模数之和
Problem Statement
You are given N positive integers a_1, a_2, ..., a_N.
For a non-negative integer m, let f(m) = (m\ mod\ a_1) + (m\ mod\ a_2) + ... + (m\ mod\ a_N).
Here, X\ mod\ Y denotes the remainder of the division of X by Y.
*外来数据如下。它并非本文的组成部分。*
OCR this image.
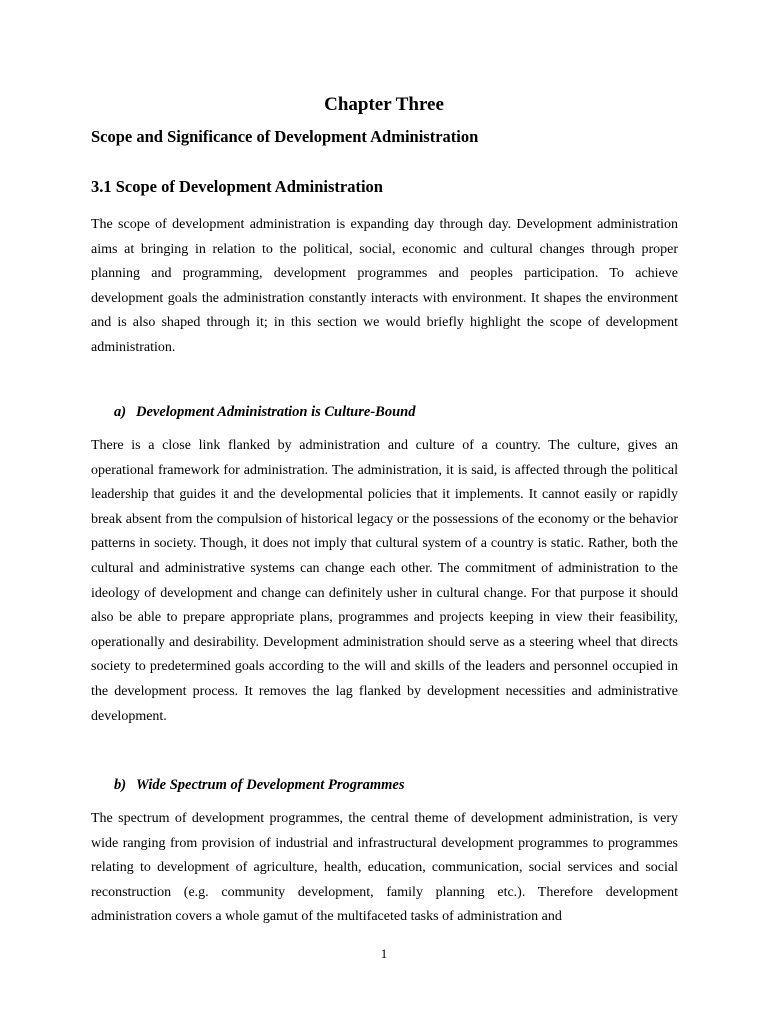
Chapter Three
Scope and Significance of Development Administration
3.1 Scope of Development Administration

The scope of development administration is expanding day through day. Development administration aims at bringing in relation to the political, social, economic and cultural changes through proper planning and programming, development programmes and peoples participation. To achieve development goals the administration constantly interacts with environment. It shapes the environment and is also shaped through it; in this section we would briefly highlight the scope of development administration.

a) Development Administration is Culture-Bound

There is a close link flanked by administration and culture of a country. The culture, gives an operational framework for administration. The administration, it is said, is affected through the political leadership that guides it and the developmental policies that it implements. It cannot easily or rapidly break absent from the compulsion of historical legacy or the possessions of the economy or the behavior patterns in society. Though, it does not imply that cultural system of a country is static. Rather, both the cultural and administrative systems can change each other. The commitment of administration to the ideology of development and change can definitely usher in cultural change. For that purpose it should also be able to prepare appropriate plans, programmes and projects keeping in view their feasibility, operationally and desirability. Development administration should serve as a steering wheel that directs society to predetermined goals according to the will and skills of the leaders and personnel occupied in the development process. It removes the lag flanked by development necessities and administrative development.

b) Wide Spectrum of Development Programmes

The spectrum of development programmes, the central theme of development administration, is very wide ranging from provision of industrial and infrastructural development programmes to programmes relating to development of agriculture, health, education, communication, social services and social reconstruction (e.g. community development, family planning etc.). Therefore development administration covers a whole gamut of the multifaceted tasks of administration and

1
Find the maximum value of f.
Constraints
- All values in input are integers.
- 2 \leq N \leq 3000
- 2 \leq a_i \leq 10^5
Input
Input is given from Standard Input in the following format:
N a_1 a_2 ... a_N
Output
Print the maximum value of f.
Sample Input 1
3 3 4 6
Sample Output 1
10
f(11) = (11\ mod\ 3) + (11\ mod\ 4) + (11\ mod\ 6) = 10 is the maximum value of f.
Sample Input 2
5 7 46 11 20 11
Sample Output 2
90
Sample Input 3
7 994 518 941 851 647 2 581
Sample Output 3
4527
一开始,猜想n个数的最小公倍数-1,即为m
用m去mod 数组的每一个数,最后加一起就好了
于是乎这么做了
#define _CRT_SECURE_NO_WARNINGS
#include<iostream>
#include <vector>
#include<algorithm>
#include<string>
#include<string.h>
#include<math.h>
#include <cstdio>
#include <queue>
#include<stack>
using namespace std;
int gcd(int a, int b)
{
while (b)
{
int c = a;
a = b;
b = c%b;
}
return a;
}
long long gongbeishu(long long a, long long b)
{
long long d = gcd(a, b);
return a*b / d;
}
int main() {
int n;
long long x;
cin >> n;
int * a = new int[n];
for (int i = 0; i < n; i++)
{
cin >> a[i];
}
x = a[0];
for (int i = 1; i < n; i++)
{
x = gongbeishu(a[i], x);
}
x--;
long long s = 0;
for (int j = 0; j < n; j++)
s += x%a[j];
cout << s;
system("pause>nul");
return 0;
}
前面两组数字小的,顺利通过
然而,最后一个,,,,
最后一组数据,x求不出来,溢出了
就查吖,溢出怎么办
改成long long 也不行
好吧,我不会处理了,看看大神怎么处理的吧,是不是特别强
结果就一个循环
for (int j = 0; j < n; j++)
s += a[j]-1;
cout << s;
更加离奇了是不是?
哈哈,其实从第一步猜想开始,就已经得到了这个方法
最小公倍数,想想啊,模取每一个数,结果就是这个数-1啊
豁然开朗,豁然开朗,在已经知道结果的情况下,我还去算个鬼啊?